Derived a necessary and sufficient condition for (0,1)-matrix completion.

Extended the approach to nonnegative integer matrices with bounds.

Applied the method to demand response problems in smart grids.

Abstract

Efficient resource allocation is one of the main driving forces of human civilizations. Of the many existing approaches to resource allocation, matrix completion is one that is frequently applied. In this paper, we investigate a special type of matrix completion problem concerning the class of $(0,1)$-matrices with given row/column sums and certain zeros prespecified. We provide a necessary and sufficient condition under which such a class is nonempty. The condition is stated in the form of the nonnegativity of a structure tensor constructed from the information regarding the given row/column sums and fixed zeros.
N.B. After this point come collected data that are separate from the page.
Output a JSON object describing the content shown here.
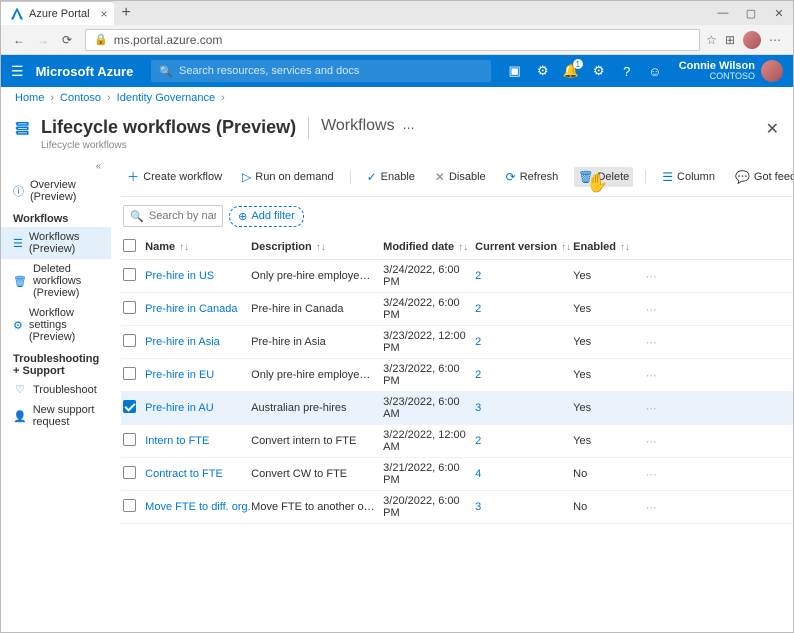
{
  "browser": {
    "tab_title": "Azure Portal",
    "url": "ms.portal.azure.com"
  },
  "top": {
    "brand": "Microsoft Azure",
    "search_placeholder": "Search resources, services and docs",
    "notification_badge": "1",
    "user_name": "Connie Wilson",
    "tenant": "CONTOSO"
  },
  "breadcrumb": {
    "a": "Home",
    "b": "Contoso",
    "c": "Identity Governance"
  },
  "blade": {
    "title": "Lifecycle workflows (Preview)",
    "subtitle": "Lifecycle workflows",
    "crumb": "Workflows"
  },
  "sidebar": {
    "overview": "Overview (Preview)",
    "group1": "Workflows",
    "workflows": "Workflows (Preview)",
    "deleted": "Deleted workflows (Preview)",
    "settings": "Workflow settings (Preview)",
    "group2": "Troubleshooting + Support",
    "troubleshoot": "Troubleshoot",
    "support": "New support request"
  },
  "toolbar": {
    "create": "Create workflow",
    "run": "Run on demand",
    "enable": "Enable",
    "disable": "Disable",
    "refresh": "Refresh",
    "delete": "Delete",
    "column": "Column",
    "feedback": "Got feedback?"
  },
  "filters": {
    "search_placeholder": "Search by name",
    "add_filter": "Add filter"
  },
  "columns": {
    "name": "Name",
    "description": "Description",
    "modified": "Modified date",
    "version": "Current version",
    "enabled": "Enabled"
  },
  "rows": [
    {
      "name": "Pre-hire in US",
      "description": "Only pre-hire employees in the USA",
      "modified": "3/24/2022, 6:00 PM",
      "version": "2",
      "enabled": "Yes",
      "checked": false
    },
    {
      "name": "Pre-hire in Canada",
      "description": "Pre-hire in Canada",
      "modified": "3/24/2022, 6:00 PM",
      "version": "2",
      "enabled": "Yes",
      "checked": false
    },
    {
      "name": "Pre-hire in Asia",
      "description": "Pre-hire in Asia",
      "modified": "3/23/2022, 12:00 PM",
      "version": "2",
      "enabled": "Yes",
      "checked": false
    },
    {
      "name": "Pre-hire in EU",
      "description": "Only pre-hire employees in Europe…",
      "modified": "3/23/2022, 6:00 PM",
      "version": "2",
      "enabled": "Yes",
      "checked": false
    },
    {
      "name": "Pre-hire in AU",
      "description": "Australian pre-hires",
      "modified": "3/23/2022, 6:00 AM",
      "version": "3",
      "enabled": "Yes",
      "checked": true
    },
    {
      "name": "Intern to FTE",
      "description": "Convert intern to FTE",
      "modified": "3/22/2022, 12:00 AM",
      "version": "2",
      "enabled": "Yes",
      "checked": false
    },
    {
      "name": "Contract to FTE",
      "description": "Convert CW to FTE",
      "modified": "3/21/2022, 6:00 PM",
      "version": "4",
      "enabled": "No",
      "checked": false
    },
    {
      "name": "Move FTE to diff. org.",
      "description": "Move FTE to another organization",
      "modified": "3/20/2022, 6:00 PM",
      "version": "3",
      "enabled": "No",
      "checked": false
    }
  ]
}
Moreover, we show that a more general matrix completion problem can be studied in a similar manner, namely that involving the class of nonnegative integer matrices with prescribed row/column sums, predetermined zeros, and different bounds across the rows. To illustrate the utility of our results, we apply them to demand response applications in smart grids. Specifically, we address two adequacy problems in differentiated energy services, namely, the problems of supply/demand matching and minimum purchase profile.